International Paper Company is facing nearly $28,000 in fines for discharging wastewater with unacceptable levels of potential fecal material from its Port Wentworth mill into the Savannah River over six months in 2023. This fine also includes a penalty for the unauthorized release of nearly 185,000 gallons of partially treated wastewater into a storm drain in December, which ultimately flowed into the river.

The Georgia Environmental Protection Division (EPD) issued a consent order on Monday, initiating a 30-day public comment period on the fine. Under the settlement, International Paper must submit and implement a plan to meet state effluent standards.

Violations from May through October showed elevated levels of enterococci bacteria, indicating possible contamination by human or animal waste, according to the U.S. Environmental Protection Agency (EPA). The company had already discussed the likelihood of not meeting fecal effluent standards with the EPD in February 2023.

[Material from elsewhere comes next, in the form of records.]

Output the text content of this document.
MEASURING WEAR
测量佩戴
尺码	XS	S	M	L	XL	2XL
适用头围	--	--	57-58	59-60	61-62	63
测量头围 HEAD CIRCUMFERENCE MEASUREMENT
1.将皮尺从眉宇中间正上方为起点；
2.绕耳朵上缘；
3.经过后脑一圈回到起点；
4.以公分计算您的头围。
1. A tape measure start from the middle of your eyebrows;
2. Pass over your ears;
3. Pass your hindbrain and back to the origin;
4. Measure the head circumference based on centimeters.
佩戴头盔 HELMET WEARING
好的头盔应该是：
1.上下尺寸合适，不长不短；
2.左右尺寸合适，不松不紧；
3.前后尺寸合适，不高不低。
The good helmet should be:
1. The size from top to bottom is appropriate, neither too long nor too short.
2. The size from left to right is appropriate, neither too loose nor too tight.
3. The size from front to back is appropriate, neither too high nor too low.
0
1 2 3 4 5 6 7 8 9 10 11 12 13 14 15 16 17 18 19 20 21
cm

International Paper did not immediately respond to requests for comment. The EPD’s order covers violations of the state’s Water Quality Act, which can result in fines of up to $50,000 per day.

Air Quality Concerns

International Paper is also the largest air polluter in the Savannah area. In 2022, its northwest Savannah mill released over 367,000 metric tons of carbon dioxide, 84% more than the county’s second-leading carbon polluter, the U.S. Sugar Savannah Refinery. This is equivalent to the emissions of nearly 83,000 gas-powered vehicles in a year. Carbon dioxide is the leading contributor to human-caused climate change.

The Port Wentworth mill is the fifth-largest greenhouse gas polluter in Chatham County, emitting over 95,000 metric tons of carbon dioxide. Combined, the two Chatham plants release emissions equivalent to burning half a trillion pounds of coal.

International Paper employs about 1,700 people locally and aims to reduce companywide greenhouse gas emissions by 35% by 2030, as well as significantly cut waste and water use.